Offsetting, right of retention

  1. Offsetting against counterclaims of the customer is only permitted if and insofar as these are recognised by us as existing and due or their justification has been legally established.
  2. The customer shall only be entitled to exercise a right of retention and to the extent that their counterclaim is based on the same contractual relationship.

 

§ 7

Liability

  1. iNCU is liable without limitation for intent and gross negligence (also of its legal representatives and vicarious agents), as well as for damages resulting from injury to life, body or health, which are based on an intentional or (also slight) negligent breach of duty on the part of iNCU or an intentional or (also slight) negligent breach of duty on the part of its legal representatives. Likewise, iNCU is liable without limitation in the event of a breach of a guarantee given by iNCU, if a defect covered by such guarantee triggers the liability. There is also no limitation in case of liability due to dangerous facts (especially according to the product liability law).
  2. In case of other culpable violation of essential contractual obligations (cardinal obligations), the remaining liability of iNCU is limited to the typical contractual foreseeable damage. Cardinal obligations are essential contractual obligations, i.e. those obligations which give the contract its character and on which the contractual partner may rely; these are thus the essential rights and obligations which create the conditions for the fulfilment of the contract and which are indispensable for achieving the purpose of the contract.
  3. The liability of iNCU is excluded for the cases according to the above-mentioned paragraph 2. is limited to €1,000,000.00 (in words: one million euros) in each case.
  4. Apart from that, liability – regardless of the legal basis (especially claims arising from the violation of pre-contractual main and secondary obligations, tort and other tortious liability) – is excluded.
  5. An exclusion or limitation of liability also applies to the legal representatives and vicarious agents of iNCU.
  6. In cases of surgery support using the equipment available on the customer's side § 3 clause 3 applies.

 

§ 8

Partial invalidity

Should one or several provisions of these terms and conditions of business be or become invalid, this shall not affect the validity of the remaining provisions.
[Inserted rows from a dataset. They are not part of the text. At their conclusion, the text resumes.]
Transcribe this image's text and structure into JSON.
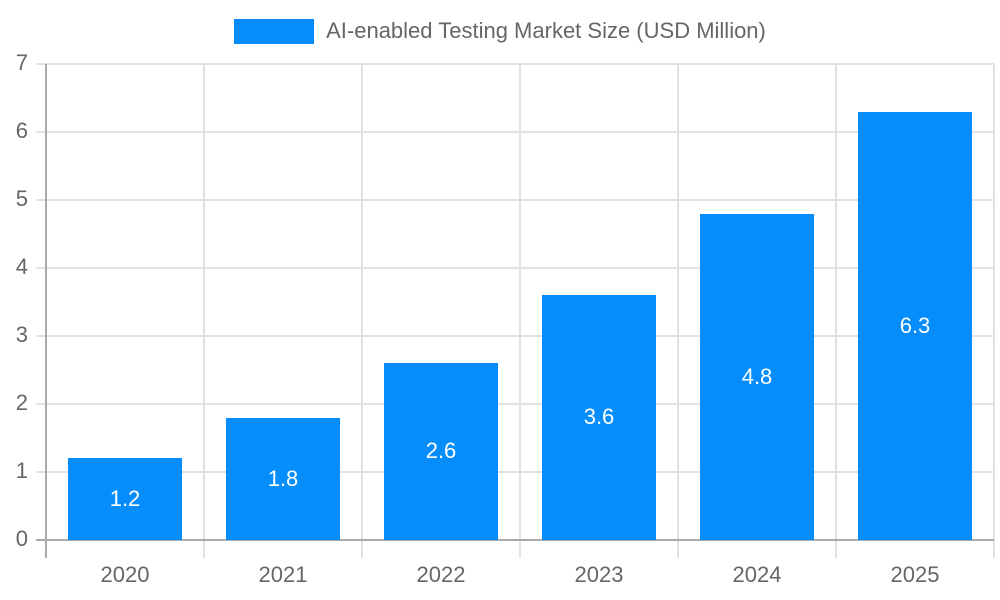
{
  "chart_data": {
    "type": "bar",
    "title": "",
    "legend": [
      {
        "label": "AI-enabled Testing Market Size (USD Million)",
        "color": "#058dfc"
      }
    ],
    "legend_position": "top",
    "categories": [
      "2020",
      "2021",
      "2022",
      "2023",
      "2024",
      "2025"
    ],
    "series": [
      {
        "name": "AI-enabled Testing Market Size (USD Million)",
        "values": [
          1.2,
          1.8,
          2.6,
          3.6,
          4.8,
          6.3
        ],
        "color": "#058dfc"
      }
    ],
    "data_labels": [
      "1.2",
      "1.8",
      "2.6",
      "3.6",
      "4.8",
      "6.3"
    ],
    "xlabel": "",
    "ylabel": "",
    "ylim": [
      0,
      7
    ],
    "yticks": [
      "0",
      "1",
      "2",
      "3",
      "4",
      "5",
      "6",
      "7"
    ],
    "grid": true
  }
}
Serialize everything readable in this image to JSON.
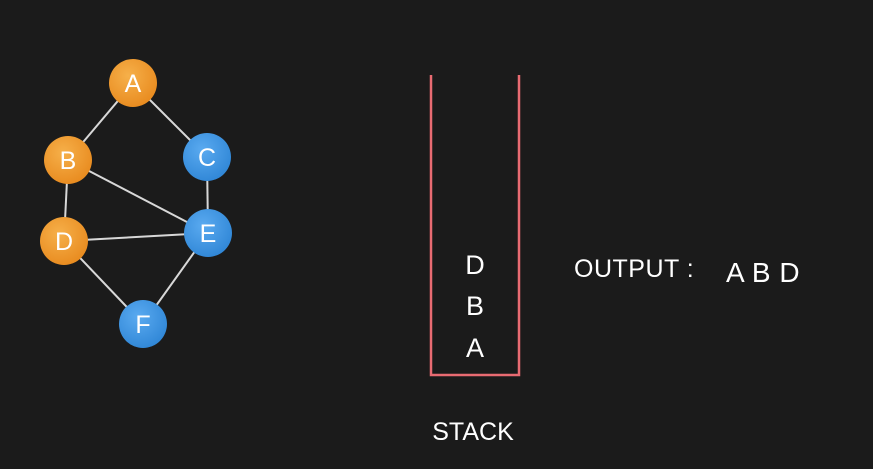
{
  "graph": {
    "nodes": [
      {
        "id": "A",
        "label": "A",
        "state": "visited"
      },
      {
        "id": "B",
        "label": "B",
        "state": "visited"
      },
      {
        "id": "C",
        "label": "C",
        "state": "unvisited"
      },
      {
        "id": "D",
        "label": "D",
        "state": "visited"
      },
      {
        "id": "E",
        "label": "E",
        "state": "unvisited"
      },
      {
        "id": "F",
        "label": "F",
        "state": "unvisited"
      }
    ],
    "edges": [
      [
        "A",
        "B"
      ],
      [
        "A",
        "C"
      ],
      [
        "B",
        "D"
      ],
      [
        "B",
        "E"
      ],
      [
        "C",
        "E"
      ],
      [
        "D",
        "E"
      ],
      [
        "D",
        "F"
      ],
      [
        "E",
        "F"
      ]
    ],
    "colors": {
      "visited": "#f29a2a",
      "unvisited": "#3e95e2",
      "edge": "#d8d8d8"
    }
  },
  "stack": {
    "items": [
      "D",
      "B",
      "A"
    ],
    "caption": "STACK",
    "color": "#e96b72"
  },
  "output": {
    "label": "OUTPUT :",
    "value": "A B D"
  }
}
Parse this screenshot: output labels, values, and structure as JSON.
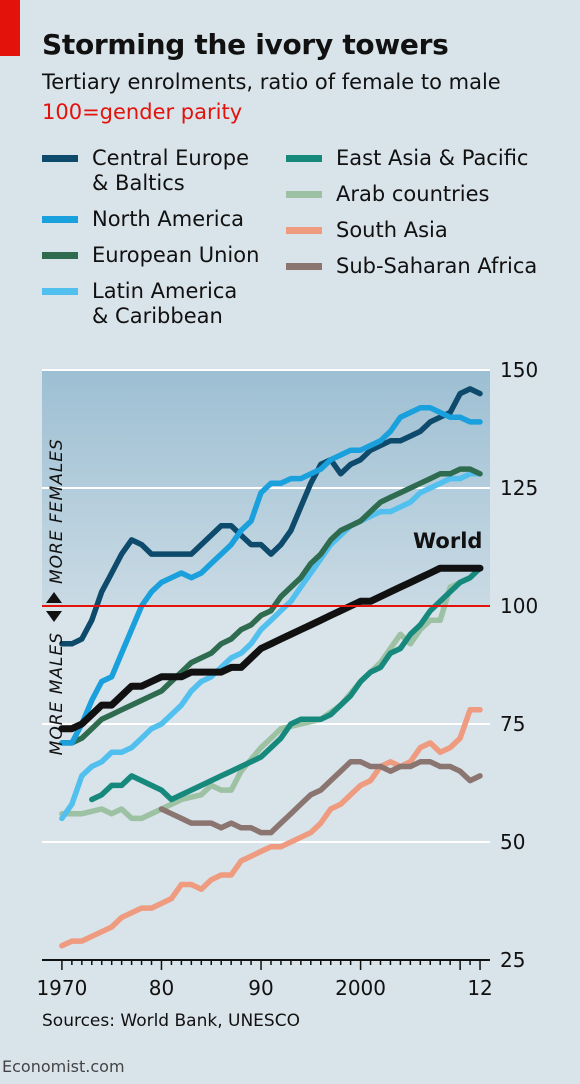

The wholly or partially invalid provision shall be replaced by a provision whose economic success comes as close as possible to that of the invalid provision. The same shall apply in the event of a loophole in the provision.
 

§ 9

Place of jurisdiction, applicable law

  1. The exclusive place of jurisdiction for all disputes arising from contracts concluded with us is Freiburg im Breisgau, Germany. We are however also entitled to sue the customer at their place of residence or the competent court for their subsidiary.
  2. German law applies exclusively. Exclusive place of jurisdiction for all disputes arising from the contractual relationship is the registered office of iNCU. Place of performance of iNCU's obligation to perform is the customer's registered office, however, this does not constitute a place of jurisdiction. Place of performance for all other claims arising from this contract is the registered office of iNCU.